Tuesday, September 4, 2007

Drunken Risotto with Grilled Chicken

Drunken Risotto with Grilled Chicken
Serves: 4

Ingredients
1 tbsp balsamic vinegar
1 tbsp Worcestershire sauce
¼ cup plus 1 tbsp extra-virgin olive oil (EVOO)
1 tbsp grill seasoning, (McCormick Montreal Steak Seasoning)
6 skinless, boneless chicken thighs (about 1 ½ pounds total)
1 oz dried porcini mushrooms
4 cups chicken broth
1 med onion, finely chopped
Salt and freshly ground pepper
1 ½ cups arborio rice
2 cups Barolo (dry Italian) red wine (two-thirds of a bottle)
2 tablespoons finely chopped fresh rosemary (about 4 sprigs)
2 tablespoons cold unsalted butter, cut into small pieces
1 cup freshly grated Parmigiano-Reggiano or Pecorino
Romano cheese (a few generous handfuls)
2 cups arugula, shredded
2 cups baby spinach, shredded

Directions
1. Preheat a grill or a grill pan to medium-high. In a shallow dish, combine the balsamic vinegar, Worcester shire sauce, 3 tbsp of EVOO, and the grill seasoning. Add the chicken thighs and turn to coat evenly with the marinade.

2. In a small saucepan, heat the dried mushrooms and chicken broth over medium-low heat.

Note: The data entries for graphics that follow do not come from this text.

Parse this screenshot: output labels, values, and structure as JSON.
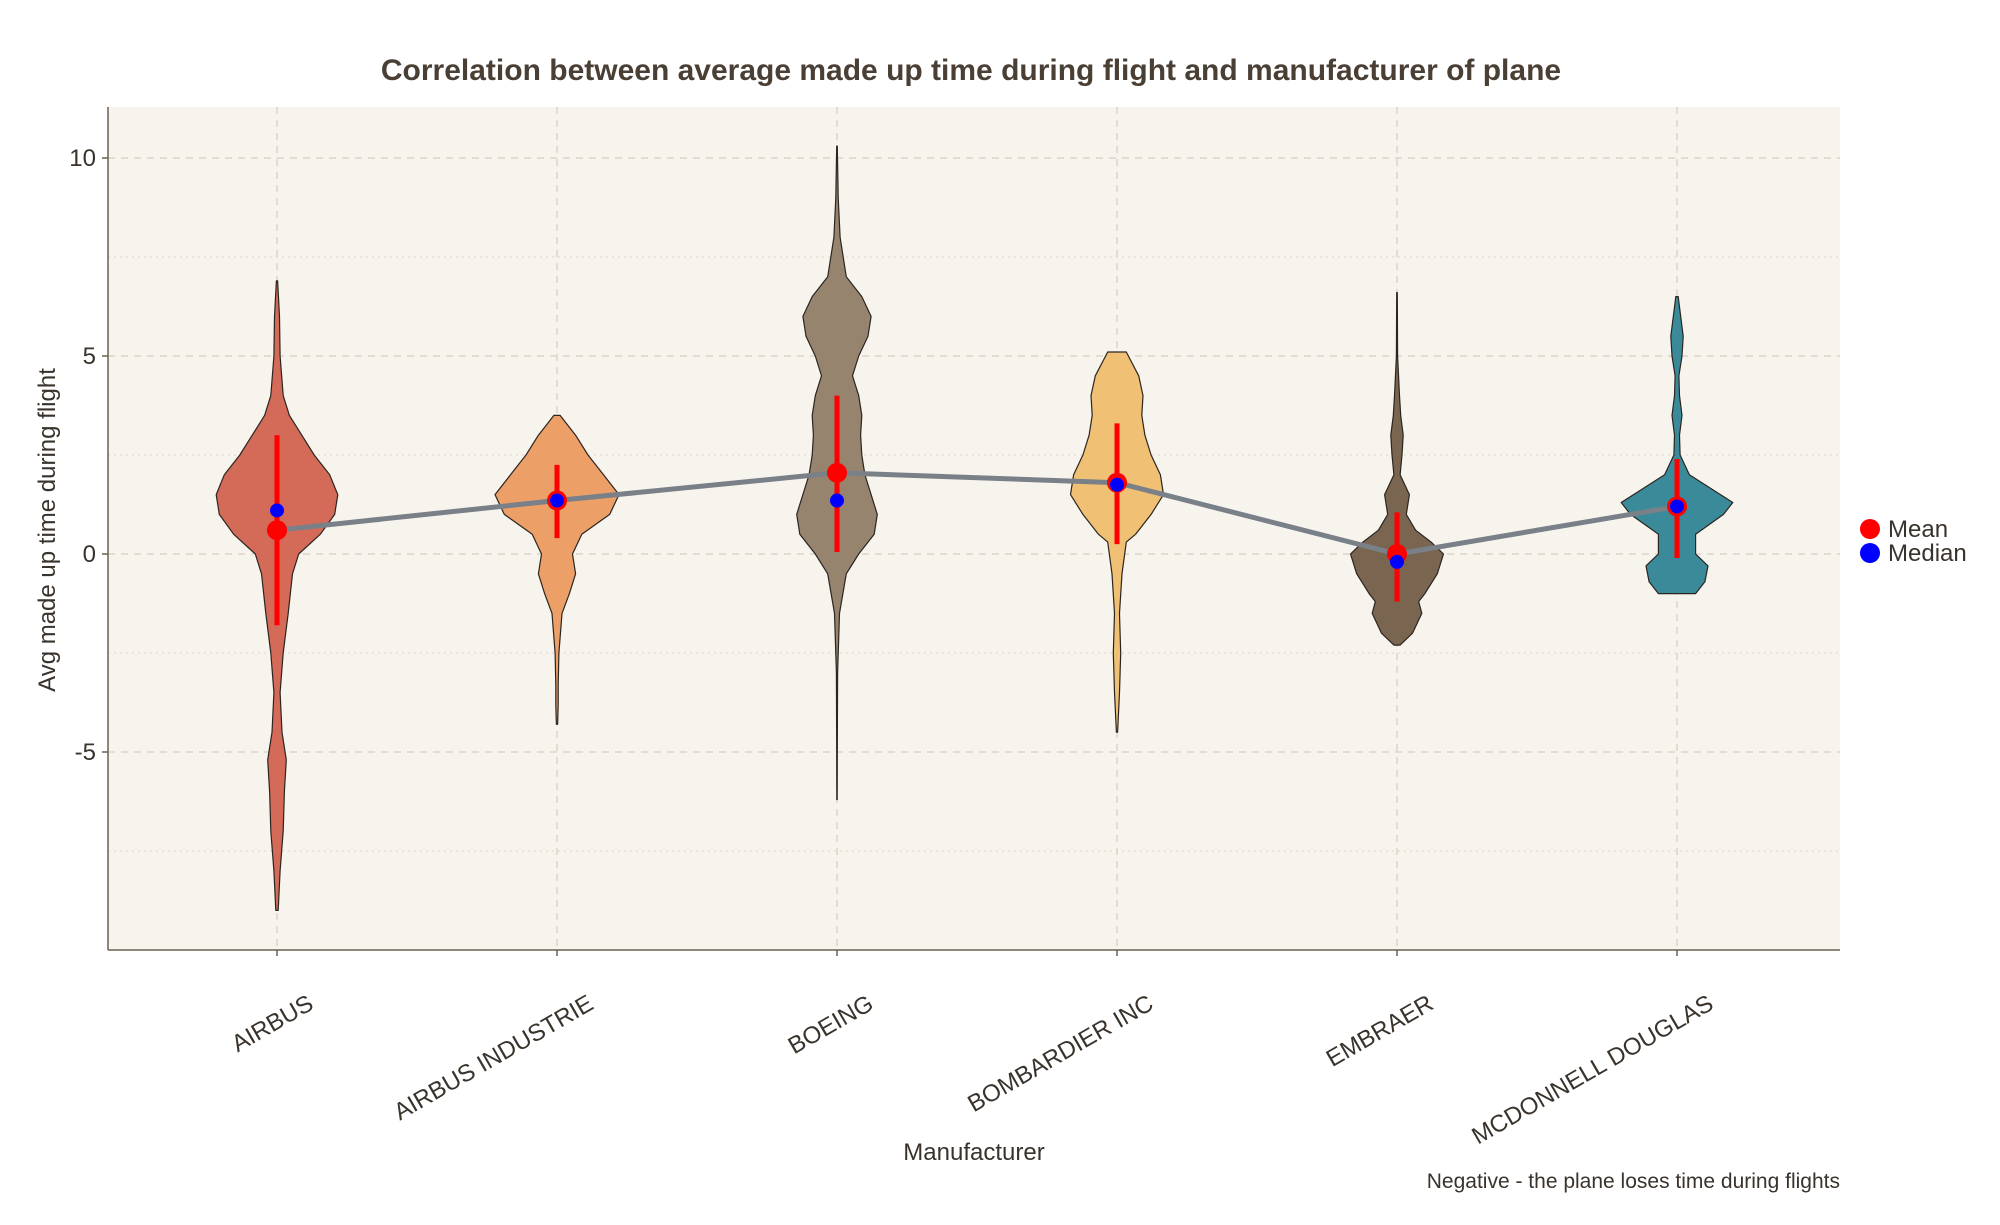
{
  "chart_data": {
    "type": "violin",
    "title": "Correlation between average made up time during flight and manufacturer of plane",
    "xlabel": "Manufacturer",
    "ylabel": "Avg made up time during flight",
    "caption": "Negative - the plane loses time during flights",
    "categories": [
      "AIRBUS",
      "AIRBUS INDUSTRIE",
      "BOEING",
      "BOMBARDIER INC",
      "EMBRAER",
      "MCDONNELL DOUGLAS"
    ],
    "yticks": [
      -5,
      0,
      5,
      10
    ],
    "ylim": [
      -10,
      11.3
    ],
    "grid": true,
    "legend_position": "right",
    "legend": [
      {
        "label": "Mean",
        "color": "#ff0000"
      },
      {
        "label": "Median",
        "color": "#0000ff"
      }
    ],
    "line_color": "#7a8088",
    "background": "#f7f4ee",
    "violins": [
      {
        "name": "AIRBUS",
        "color": "#d46a58",
        "mean": 0.6,
        "median": 1.1,
        "range": [
          -1.8,
          3.0
        ],
        "profile": [
          [
            -9,
            0.02
          ],
          [
            -8,
            0.05
          ],
          [
            -7,
            0.1
          ],
          [
            -6,
            0.12
          ],
          [
            -5.2,
            0.15
          ],
          [
            -4.5,
            0.08
          ],
          [
            -3.5,
            0.05
          ],
          [
            -2.5,
            0.1
          ],
          [
            -1.5,
            0.18
          ],
          [
            -0.5,
            0.25
          ],
          [
            0,
            0.35
          ],
          [
            0.5,
            0.7
          ],
          [
            1,
            0.93
          ],
          [
            1.5,
            0.98
          ],
          [
            2,
            0.85
          ],
          [
            2.5,
            0.6
          ],
          [
            3,
            0.4
          ],
          [
            3.5,
            0.2
          ],
          [
            4,
            0.1
          ],
          [
            5,
            0.05
          ],
          [
            6,
            0.04
          ],
          [
            6.9,
            0.01
          ]
        ]
      },
      {
        "name": "AIRBUS INDUSTRIE",
        "color": "#eca068",
        "mean": 1.35,
        "median": 1.35,
        "range": [
          0.4,
          2.25
        ],
        "profile": [
          [
            -4.3,
            0.01
          ],
          [
            -3.8,
            0.02
          ],
          [
            -3.3,
            0.02
          ],
          [
            -2.5,
            0.03
          ],
          [
            -1.5,
            0.08
          ],
          [
            -1,
            0.2
          ],
          [
            -0.5,
            0.3
          ],
          [
            0,
            0.25
          ],
          [
            0.5,
            0.4
          ],
          [
            1,
            0.85
          ],
          [
            1.5,
            1.0
          ],
          [
            2,
            0.75
          ],
          [
            2.5,
            0.5
          ],
          [
            3,
            0.3
          ],
          [
            3.5,
            0.05
          ]
        ]
      },
      {
        "name": "BOEING",
        "color": "#96846e",
        "mean": 2.05,
        "median": 1.35,
        "range": [
          0.05,
          4.0
        ],
        "profile": [
          [
            -6.2,
            0.003
          ],
          [
            -5,
            0.005
          ],
          [
            -3,
            0.01
          ],
          [
            -1.5,
            0.04
          ],
          [
            -0.5,
            0.15
          ],
          [
            0,
            0.35
          ],
          [
            0.5,
            0.6
          ],
          [
            1,
            0.65
          ],
          [
            1.5,
            0.55
          ],
          [
            2,
            0.45
          ],
          [
            2.5,
            0.4
          ],
          [
            3,
            0.38
          ],
          [
            3.5,
            0.4
          ],
          [
            4,
            0.35
          ],
          [
            4.5,
            0.25
          ],
          [
            5,
            0.35
          ],
          [
            5.5,
            0.5
          ],
          [
            6,
            0.55
          ],
          [
            6.5,
            0.4
          ],
          [
            7,
            0.15
          ],
          [
            8,
            0.05
          ],
          [
            9,
            0.02
          ],
          [
            10.3,
            0.005
          ]
        ]
      },
      {
        "name": "BOMBARDIER INC",
        "color": "#f0c074",
        "mean": 1.8,
        "median": 1.75,
        "range": [
          0.25,
          3.3
        ],
        "profile": [
          [
            -4.5,
            0.01
          ],
          [
            -3.5,
            0.04
          ],
          [
            -2.5,
            0.06
          ],
          [
            -1.5,
            0.04
          ],
          [
            -0.5,
            0.08
          ],
          [
            0.3,
            0.15
          ],
          [
            0.5,
            0.3
          ],
          [
            1,
            0.55
          ],
          [
            1.5,
            0.75
          ],
          [
            2,
            0.7
          ],
          [
            2.5,
            0.55
          ],
          [
            3,
            0.45
          ],
          [
            3.5,
            0.4
          ],
          [
            4,
            0.42
          ],
          [
            4.5,
            0.35
          ],
          [
            5.1,
            0.15
          ]
        ]
      },
      {
        "name": "EMBRAER",
        "color": "#7a6550",
        "mean": 0.0,
        "median": -0.2,
        "range": [
          -1.2,
          1.05
        ],
        "profile": [
          [
            -2.3,
            0.05
          ],
          [
            -2,
            0.25
          ],
          [
            -1.5,
            0.4
          ],
          [
            -1.2,
            0.35
          ],
          [
            -1,
            0.45
          ],
          [
            -0.5,
            0.65
          ],
          [
            0,
            0.75
          ],
          [
            0.3,
            0.55
          ],
          [
            0.6,
            0.3
          ],
          [
            1,
            0.15
          ],
          [
            1.5,
            0.2
          ],
          [
            2,
            0.05
          ],
          [
            2.5,
            0.08
          ],
          [
            3,
            0.1
          ],
          [
            3.5,
            0.06
          ],
          [
            4,
            0.04
          ],
          [
            5,
            0.01
          ],
          [
            6.6,
            0.005
          ]
        ]
      },
      {
        "name": "MCDONNELL DOUGLAS",
        "color": "#3a8a9a",
        "mean": 1.2,
        "median": 1.2,
        "range": [
          -0.1,
          2.4
        ],
        "profile": [
          [
            -1,
            0.3
          ],
          [
            -0.7,
            0.45
          ],
          [
            -0.3,
            0.5
          ],
          [
            0,
            0.3
          ],
          [
            0.5,
            0.3
          ],
          [
            1,
            0.75
          ],
          [
            1.3,
            0.9
          ],
          [
            1.6,
            0.6
          ],
          [
            2,
            0.2
          ],
          [
            2.5,
            0.05
          ],
          [
            3,
            0.04
          ],
          [
            3.5,
            0.08
          ],
          [
            4,
            0.04
          ],
          [
            4.5,
            0.03
          ],
          [
            5,
            0.08
          ],
          [
            5.5,
            0.1
          ],
          [
            6,
            0.06
          ],
          [
            6.5,
            0.02
          ]
        ]
      }
    ]
  }
}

3. In a large skillet, heat the remaining EVOO. Add the onion, season with salt and pepper, and cook for a couple of minutes to soften. Add the rice, stir to coat and cook for 1 min. Add half of the wine. When it has been absorbed by the rice, stir in the remaining wine and the rosemary. When all of the wine is absorbed, ladle in some of the mushroom broth.

4. Place the marinated chicken thighs on the grill and cook for 7 to 8 min on the first side and for 5 to 6 min on the reverse side.

5. Add a ladle of the mushroom broth to the risotto every few minutes, stirring occasionally and cooking until absorbed. Remove the softened mushrooms from the broth and chop, add to the risotto. Cook the risotto until creamy and al dente, about 20 to 22 min. Remove from heat, stir in the butter and cheese.

6. Thinly slice the grilled chicken. Divide the risotto among shallow bowls and top each serving with the arugula, spinach, and sliced chicken.